Rival Dell Also Struggling
HP rival Dell faces a similar situation; both companies are struggling to remain relevant in a world where consumers are abandoning personal computers in favor of tablets and iPhones. PC sales have fallen over the past several years as more people turn to mobile devices.
HP failed to make a smartphone or tablet that customers want to purchase. Meanwhile, Dell reported its profit and revenue for the first quarter were weak due to lower PC sales, with its revenue forecast showing a continuation of the trend.
Dell plans to turn its focus to small and medium sized businesses. Analysts say HP’s restructuring will probably see results in the next few quarters, while Dell’s could take much longer.
At the same time, however, analysts also caution that the drop in PC sales will continue throughout 2012.
Key Statistics - Global PC Industry (source: MarketLine)
- In 2010, the personal computer market grew by 6% and was valued at over $175 billion globally.

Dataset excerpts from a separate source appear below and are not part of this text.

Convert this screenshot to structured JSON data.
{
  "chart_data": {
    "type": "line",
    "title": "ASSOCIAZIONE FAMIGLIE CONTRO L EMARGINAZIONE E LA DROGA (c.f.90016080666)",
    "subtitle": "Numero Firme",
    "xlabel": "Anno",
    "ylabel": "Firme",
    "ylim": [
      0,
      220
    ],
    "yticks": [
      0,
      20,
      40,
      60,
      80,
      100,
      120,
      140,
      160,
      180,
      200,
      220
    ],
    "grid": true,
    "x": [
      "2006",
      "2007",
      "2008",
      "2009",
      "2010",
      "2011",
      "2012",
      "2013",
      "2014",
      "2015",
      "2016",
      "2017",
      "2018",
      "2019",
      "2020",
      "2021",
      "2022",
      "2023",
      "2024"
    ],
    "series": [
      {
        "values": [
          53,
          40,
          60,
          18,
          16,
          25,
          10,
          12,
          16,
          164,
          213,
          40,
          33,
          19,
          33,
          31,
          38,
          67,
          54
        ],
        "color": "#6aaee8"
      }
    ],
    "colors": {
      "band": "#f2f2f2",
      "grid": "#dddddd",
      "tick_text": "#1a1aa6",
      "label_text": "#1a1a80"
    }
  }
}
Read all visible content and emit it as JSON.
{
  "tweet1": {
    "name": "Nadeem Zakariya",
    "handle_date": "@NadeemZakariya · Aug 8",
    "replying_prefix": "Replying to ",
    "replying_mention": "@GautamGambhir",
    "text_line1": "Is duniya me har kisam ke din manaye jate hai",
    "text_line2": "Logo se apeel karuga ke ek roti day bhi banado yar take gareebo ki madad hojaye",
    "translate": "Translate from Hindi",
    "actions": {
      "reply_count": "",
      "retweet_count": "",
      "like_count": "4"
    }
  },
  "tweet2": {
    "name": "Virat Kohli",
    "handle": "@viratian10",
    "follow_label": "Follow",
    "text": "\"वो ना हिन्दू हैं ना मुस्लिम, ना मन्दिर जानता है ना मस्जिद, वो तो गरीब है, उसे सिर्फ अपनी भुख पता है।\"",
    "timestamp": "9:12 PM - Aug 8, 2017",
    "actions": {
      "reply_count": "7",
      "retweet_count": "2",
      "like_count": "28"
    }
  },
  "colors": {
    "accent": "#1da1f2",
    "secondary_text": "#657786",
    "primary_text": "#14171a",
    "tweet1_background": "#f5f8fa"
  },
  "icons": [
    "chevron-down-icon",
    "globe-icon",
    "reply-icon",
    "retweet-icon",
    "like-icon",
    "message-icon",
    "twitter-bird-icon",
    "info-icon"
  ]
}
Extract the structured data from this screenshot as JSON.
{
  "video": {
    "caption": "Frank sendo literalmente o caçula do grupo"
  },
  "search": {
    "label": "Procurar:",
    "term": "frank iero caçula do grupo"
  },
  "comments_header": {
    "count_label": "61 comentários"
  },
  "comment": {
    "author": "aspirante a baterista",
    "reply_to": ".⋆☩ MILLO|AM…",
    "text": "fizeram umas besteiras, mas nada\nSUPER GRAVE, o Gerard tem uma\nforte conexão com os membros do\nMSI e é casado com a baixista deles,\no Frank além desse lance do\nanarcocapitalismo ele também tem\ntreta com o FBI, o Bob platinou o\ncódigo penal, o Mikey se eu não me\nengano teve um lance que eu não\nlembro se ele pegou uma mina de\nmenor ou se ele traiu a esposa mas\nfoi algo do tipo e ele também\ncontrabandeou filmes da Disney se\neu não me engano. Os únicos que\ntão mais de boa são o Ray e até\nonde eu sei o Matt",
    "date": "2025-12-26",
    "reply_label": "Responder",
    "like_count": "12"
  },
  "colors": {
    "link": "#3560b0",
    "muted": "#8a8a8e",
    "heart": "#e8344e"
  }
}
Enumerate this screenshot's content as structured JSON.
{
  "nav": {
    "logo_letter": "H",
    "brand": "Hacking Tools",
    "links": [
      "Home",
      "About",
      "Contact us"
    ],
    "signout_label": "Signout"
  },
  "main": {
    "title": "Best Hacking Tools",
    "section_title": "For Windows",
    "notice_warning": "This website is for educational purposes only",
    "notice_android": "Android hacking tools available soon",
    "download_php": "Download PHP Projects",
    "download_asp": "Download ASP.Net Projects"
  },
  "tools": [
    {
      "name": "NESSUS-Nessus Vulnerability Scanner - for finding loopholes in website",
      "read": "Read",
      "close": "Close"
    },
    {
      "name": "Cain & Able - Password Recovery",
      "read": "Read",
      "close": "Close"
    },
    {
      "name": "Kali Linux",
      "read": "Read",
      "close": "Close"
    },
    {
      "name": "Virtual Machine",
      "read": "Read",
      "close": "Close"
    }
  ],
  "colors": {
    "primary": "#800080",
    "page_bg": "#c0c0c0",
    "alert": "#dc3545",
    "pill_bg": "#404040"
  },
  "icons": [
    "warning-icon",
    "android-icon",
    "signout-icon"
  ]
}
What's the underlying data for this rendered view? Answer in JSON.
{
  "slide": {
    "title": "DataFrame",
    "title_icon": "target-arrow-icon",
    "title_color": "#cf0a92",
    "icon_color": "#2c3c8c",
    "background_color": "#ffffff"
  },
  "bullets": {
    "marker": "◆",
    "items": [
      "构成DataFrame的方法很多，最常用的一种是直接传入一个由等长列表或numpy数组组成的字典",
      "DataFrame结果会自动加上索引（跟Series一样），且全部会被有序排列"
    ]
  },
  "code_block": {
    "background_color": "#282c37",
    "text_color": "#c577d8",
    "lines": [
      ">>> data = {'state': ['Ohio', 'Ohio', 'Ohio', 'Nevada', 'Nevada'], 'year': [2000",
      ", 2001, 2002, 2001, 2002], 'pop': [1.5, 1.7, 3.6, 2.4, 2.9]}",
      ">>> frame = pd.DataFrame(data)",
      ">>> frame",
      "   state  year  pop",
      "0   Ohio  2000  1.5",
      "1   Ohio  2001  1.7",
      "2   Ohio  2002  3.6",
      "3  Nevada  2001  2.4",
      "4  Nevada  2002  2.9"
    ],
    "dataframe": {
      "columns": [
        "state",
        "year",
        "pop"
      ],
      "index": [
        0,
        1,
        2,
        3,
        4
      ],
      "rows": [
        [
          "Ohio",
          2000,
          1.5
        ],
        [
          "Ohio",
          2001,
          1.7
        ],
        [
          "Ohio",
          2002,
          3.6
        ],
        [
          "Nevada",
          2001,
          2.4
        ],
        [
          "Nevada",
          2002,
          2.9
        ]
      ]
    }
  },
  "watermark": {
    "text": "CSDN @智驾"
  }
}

- In 2015, the global PC market is predicted to be valued at more than $174 billion for a decrease of 0.6% since 2010.
- In 2010, the PC market grew 8% and reached nearly 294 million units globally.
- In 2015, the PCs market is predicted to have a volume of 446 million units globally, or an increase of 52% over 2010.
- Nearly 40% of the global PC market value comes from the Americas.